In Bayern überschlugen sich am 7. Und 8. November 1918 die Ereignisse: Der Sozialist Kurt Eisner rief im Mathäser Bräu die Republik aus mit den Worten "Die Dynastie Wittelsbach ist abgesetzt! Bayern ist fortan ein Freistaat". Der amtierende König Ludwig III. dankte ab und floh in einer Nacht-und-Nebel-Aktion im Auto an den Chiemsee.

Mit dem entschwundenen König war der noch junge evangelische Kirche in Bayern von einem Tag auf den anderen ihre Leitungsfigur abhandengekommen.

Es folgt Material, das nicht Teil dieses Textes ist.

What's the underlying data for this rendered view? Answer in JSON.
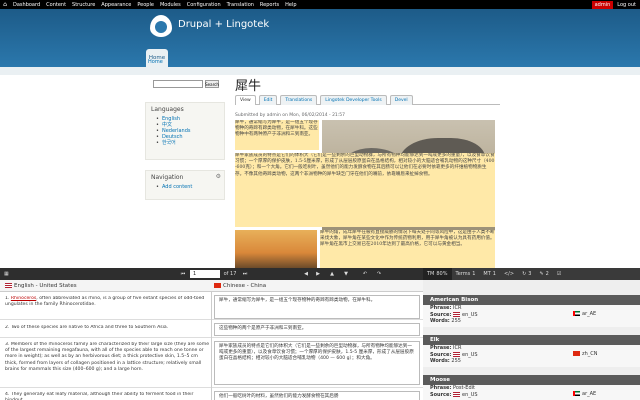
{
  "adminbar": {
    "items": [
      "Dashboard",
      "Content",
      "Structure",
      "Appearance",
      "People",
      "Modules",
      "Configuration",
      "Translation",
      "Reports",
      "Help"
    ],
    "user": "admin",
    "logout": "Log out"
  },
  "header": {
    "site_name": "Drupal + Lingotek",
    "home_tab": "Home",
    "breadcrumb": "Home"
  },
  "sidebar": {
    "search_button": "Search",
    "languages_title": "Languages",
    "languages": [
      "English",
      "中文",
      "Nederlands",
      "Deutsch",
      "한국어"
    ],
    "navigation_title": "Navigation",
    "nav_items": [
      "Add content"
    ]
  },
  "page": {
    "title": "犀牛",
    "tabs": [
      "View",
      "Edit",
      "Translations",
      "Lingotek Developer Tools",
      "Devel"
    ],
    "submitted": "Submitted by admin on Mon, 06/02/2014 - 21:57",
    "paragraph1": "犀牛，通常缩写为犀牛，是一组五个现存物种的奇蹄有蹄类动物，在犀牛科。这些物种中有两种原产于非洲和三到南亚。",
    "paragraph2": "犀牛家族成员的特点是它们的体积大（它们是一些剩余的巨型动物群，与所有物种均能够达到一吨或更多的重量），以及食草饮食习惯；一个厚厚的保护皮肤，1.5-5厘米厚，形成了从层层胶原蛋白在晶格结构，相对较小的大脑适合哺乳动物的这种尺寸（400-600克）；和一个大角。它们一般吃树叶，虽然他们的能力发酵食物在其后肠可以让他们在必要时依靠更多的纤维植物物质生存。不像其他奇蹄类动物，这两个非洲物种的犀牛缺乏门牙在他们的嘴前，依靠嘴唇来扯掉食物。",
    "paragraph3": "犀牛的角，成年犀牛在被有直接威胁的情况下每天处于同等风险中，这是由于人类不断采伐大象，犀牛角在某些文化中作为传统药物利用，用于犀牛角被认为具有药用价值。犀牛角在黑市上交易已在2010年达到了最高价格，它可以与黄金相当。"
  },
  "editor": {
    "pager_current": "1",
    "pager_total": "of 17",
    "source_lang": "English - United States",
    "target_lang": "Chinese - China",
    "segments": [
      {
        "source_term": "Rhinoceros",
        "source_rest": ", often abbreviated as rhino, is a group of five extant species of odd-toed ungulates in the family Rhinocerotidae.",
        "target": "犀牛，通常缩写为犀牛，是一组五个现存物种的奇蹄有蹄类动物，在犀牛科。"
      },
      {
        "source": "2. Two of these species are native to Africa and three to Southern Asia.",
        "target": "这些物种的两个是原产于非洲和三到南亚。"
      },
      {
        "source": "3. Members of the rhinoceros family are characterized by their large size (they are some of the largest remaining megafauna, with all of the species able to reach one tonne or more in weight); as well as by an herbivorous diet; a thick protective skin, 1.5–5 cm thick, formed from layers of collagen positioned in a lattice structure; relatively small brains for mammals this size (400–600 g); and a large horn.",
        "target": "犀牛家族成员的特点是它们的体积大（它们是一些剩余的巨型动物群，与所有物种均能够达到一吨或更多的重量），以及食草饮食习惯；一个厚厚的保护皮肤，1.5-5 厘米厚，形成了从层层胶原蛋白在晶格结构；相对较小的大脑适合哺乳动物（400 — 600 g）；和大角。"
      },
      {
        "source": "4. They generally eat leafy material, although their ability to ferment food in their hindgut",
        "target": "他们一般吃树叶的材料，虽然他们的能力发酵食物在其后肠"
      }
    ]
  },
  "tm_panel": {
    "tabs": [
      "TM",
      "Terms",
      "MT",
      "",
      "",
      ""
    ],
    "tm_label": "TM",
    "tm_count": "80%",
    "terms_label": "Terms",
    "terms_count": "1",
    "mt_label": "MT",
    "mt_count": "1",
    "count_a": "3",
    "count_b": "2",
    "entries": [
      {
        "title": "American Bison",
        "phrase": "ICR",
        "source": "en_US",
        "words": "255",
        "target": "ar_AE"
      },
      {
        "title": "Elk",
        "phrase": "ICR",
        "source": "en_US",
        "words": "255",
        "target": "zh_CN"
      },
      {
        "title": "Moose",
        "phrase": "Post-Edit",
        "source": "en_US",
        "words": "",
        "target": "ar_AE"
      }
    ],
    "phrase_label": "Phrase:",
    "source_label": "Source:",
    "words_label": "Words:"
  }
}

Denn der – streng katholische! – König war als "Summepiskopus" als höchster Bischof, qua Amt auch Oberhaupt und letzte Instanz der Protestanten in seinem Reich. Die Kirche hatte zwar für ihre Angelegenheiten eine Behörde, das "Oberkonsistorium" mit einem Präsidenten, war jedoch eine "Allerhöchste Entschließung" des Königs. Die Herrscher selbst standen ihren evangelischen Untertanen neutral, distanziert oder sogar in offener Ablehnung gegenüber. Aber zumindest indirekt hatten sie die noch junge protestantische Kirche befördert – durch ihre evangelischen Frauen.

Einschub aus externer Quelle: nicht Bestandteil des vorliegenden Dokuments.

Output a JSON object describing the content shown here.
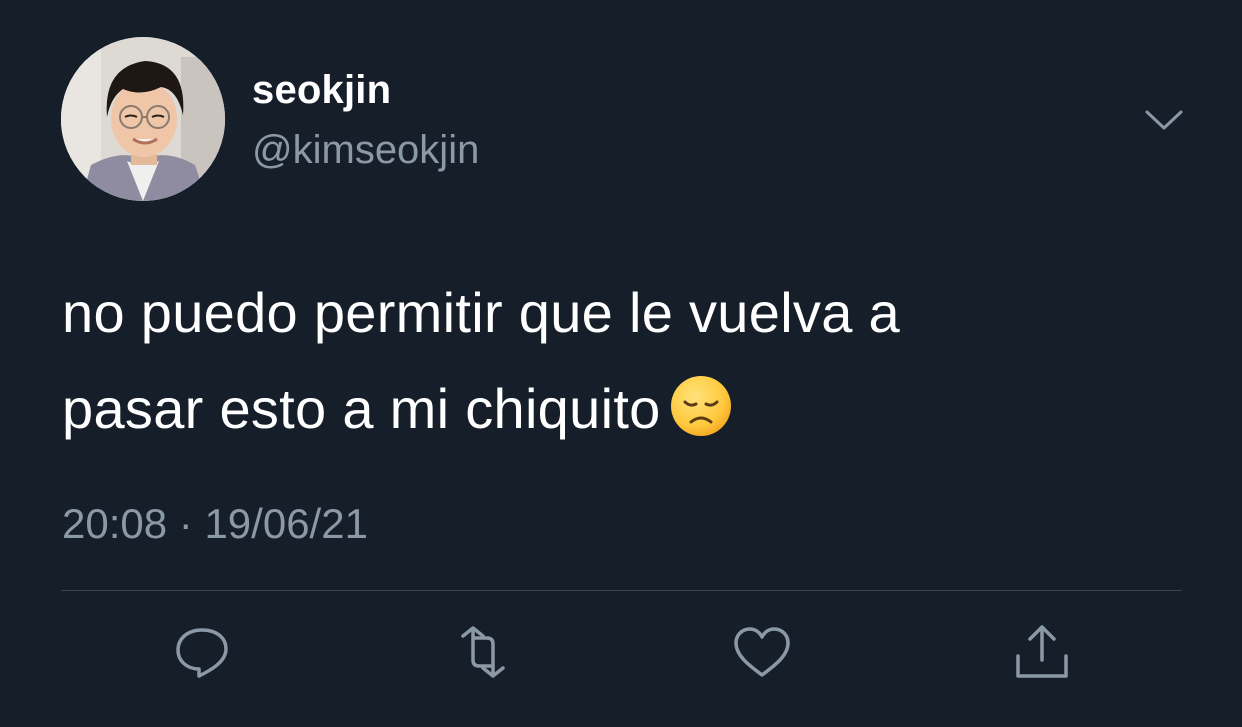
{
  "user": {
    "display_name": "seokjin",
    "handle": "@kimseokjin",
    "avatar_icon": "profile-photo"
  },
  "tweet": {
    "text_line1": "no puedo permitir que le vuelva a",
    "text_line2": "pasar esto a mi chiquito",
    "emoji": "disappointed-face",
    "time": "20:08",
    "separator": "·",
    "date": "19/06/21"
  },
  "actions": [
    {
      "icon": "reply-icon"
    },
    {
      "icon": "retweet-icon"
    },
    {
      "icon": "like-icon"
    },
    {
      "icon": "share-icon"
    }
  ],
  "colors": {
    "background": "#161e2a",
    "text_primary": "#ffffff",
    "text_secondary": "#8b98a6",
    "divider": "#38444d"
  }
}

Friderike Wilhelmine Karoline (1776–1841) eine badische Prinzessin, brachte ihren eigenen evangelischen Hofprediger Ludwig Friedrich Schmidt nach München mit. Ihre Nachfolgerin Therese von Sachsen-Hildburghausen (1792–1854) hatte eine soziale Ader und förderte die Arbeit der "Kleinkinderbewahranstalten". Auch Hohenzollernprinzessin Marie Friederike von Preußen (1825–1889) war eine tatkräftige Förderin der Evangelischen. Bis heute erinnert die Wiesn an die evangelischen Königinnen. Denn Therese ist Namensgeberin der "Theresienwiese", auf der zu ihrer Hochzeit ein fünftägiges Fest mit Pferderennen veranstaltet wurde.

Hofprediger Schmidt erster evangelischer Gottesdienst München
Hofprediger Schmidt hielt den ersten evanglischen Gottesdient in München.

Die Evangelischen waren jedenfalls zuerst gar nicht glücklich über ihre neue Freiheit, sondern reagierten wie der  Konsistoriums-Präsident Friedrich Veith mit "Bestürzung und Trauer". Denn die linksgestrickte neue Räteregierung mit ihren Bestrebungen, Staat und Kirche rigoros zu trennen, und Privilegien der Kirche wie den schulischen Religionsunterricht abzuschaffen, stießen auf heftigen Widerstand der Kirche. Der neuen Regierung war wiederum die antidemokratisch eingestellte, konservative evangelische Pfarrerschaft suspekt.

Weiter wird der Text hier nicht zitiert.